2023年5月1日,杰弗里·辛顿(Geoffrey Hinton)在推特上宣布离开谷歌。这位被称为“深度学习教父”的74岁老人,给出的理由不是退休,而是“想自由地谈论AI的风险”。第二天,他在纽约时报的采访里说了一句话,让整个行业都愣住了:“我有点后悔我毕生的工作。”

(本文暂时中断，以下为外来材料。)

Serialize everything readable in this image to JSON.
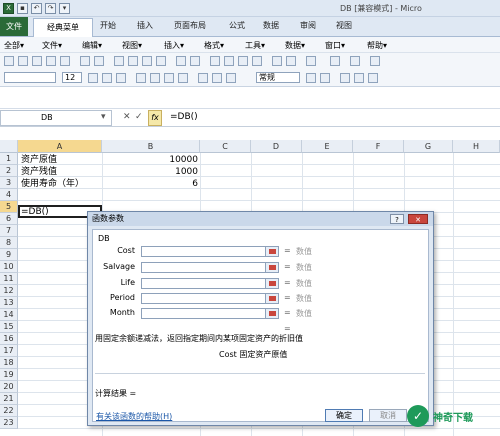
{
  "window": {
    "title": "DB [兼容模式] - Micro"
  },
  "ribbon": {
    "file_tab": "文件",
    "tabs": [
      "经典菜单",
      "开始",
      "插入",
      "页面布局",
      "公式",
      "数据",
      "审阅",
      "视图"
    ]
  },
  "classic_menu": [
    "全部▾",
    "文件▾",
    "编辑▾",
    "视图▾",
    "插入▾",
    "格式▾",
    "工具▾",
    "数据▾",
    "窗口▾",
    "帮助▾"
  ],
  "toolbar": {
    "font_size": "12",
    "number_format": "常规"
  },
  "formula_bar": {
    "name_box": "DB",
    "formula": "=DB()",
    "fx": "fx"
  },
  "sheet": {
    "columns": [
      "A",
      "B",
      "C",
      "D",
      "E",
      "F",
      "G",
      "H"
    ],
    "rows": [
      "1",
      "2",
      "3",
      "4",
      "5",
      "6",
      "7",
      "8",
      "9",
      "10",
      "11",
      "12",
      "13",
      "14",
      "15",
      "16",
      "17",
      "18",
      "19",
      "20",
      "21",
      "22",
      "23"
    ],
    "cells": {
      "a1": "资产原值",
      "b1": "10000",
      "a2": "资产残值",
      "b2": "1000",
      "a3": "使用寿命（年）",
      "b3": "6",
      "a5": "=DB()"
    }
  },
  "dialog": {
    "title": "函数参数",
    "function_name": "DB",
    "args": [
      {
        "label": "Cost",
        "value_hint": "数值"
      },
      {
        "label": "Salvage",
        "value_hint": "数值"
      },
      {
        "label": "Life",
        "value_hint": "数值"
      },
      {
        "label": "Period",
        "value_hint": "数值"
      },
      {
        "label": "Month",
        "value_hint": "数值"
      }
    ],
    "eq": "=",
    "description": "用固定余额递减法，返回指定期间内某项固定资产的折旧值",
    "arg_description": "Cost  固定资产原值",
    "result_label": "计算结果 =",
    "help_link": "有关该函数的帮助(H)",
    "ok_label": "确定",
    "cancel_label": "取消"
  },
  "watermark": {
    "text": "神奇下载"
  }
}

你可能想问:一个把神经网络从边缘推向主流的人,为什么在AI最火的时候突然倒戈?他不是在炒作,也不是在表演。他有一个非常具体、非常机制性的论点。理解了这个论点,你才能明白他为什么说“AI可能导致人类灭绝”不是科幻。
他怕的不是AI变成人,而是AI变成另一个物种
辛顿的恐惧,源头是他对生物智能和数字智能的对比。这个对比是他所有论断的基石。
人类大脑有860亿个神经元,每个神经元通过突触连接。学习就是调整这些连接的强度。但这个学习过程有个致命局限:每个大脑都是独立运行的。你学会骑自行车,我理解不了你的突触变化,只能通过语言、文字这种“低带宽”的方式传递经验。你10岁时的所有经历,对我来说只是故事。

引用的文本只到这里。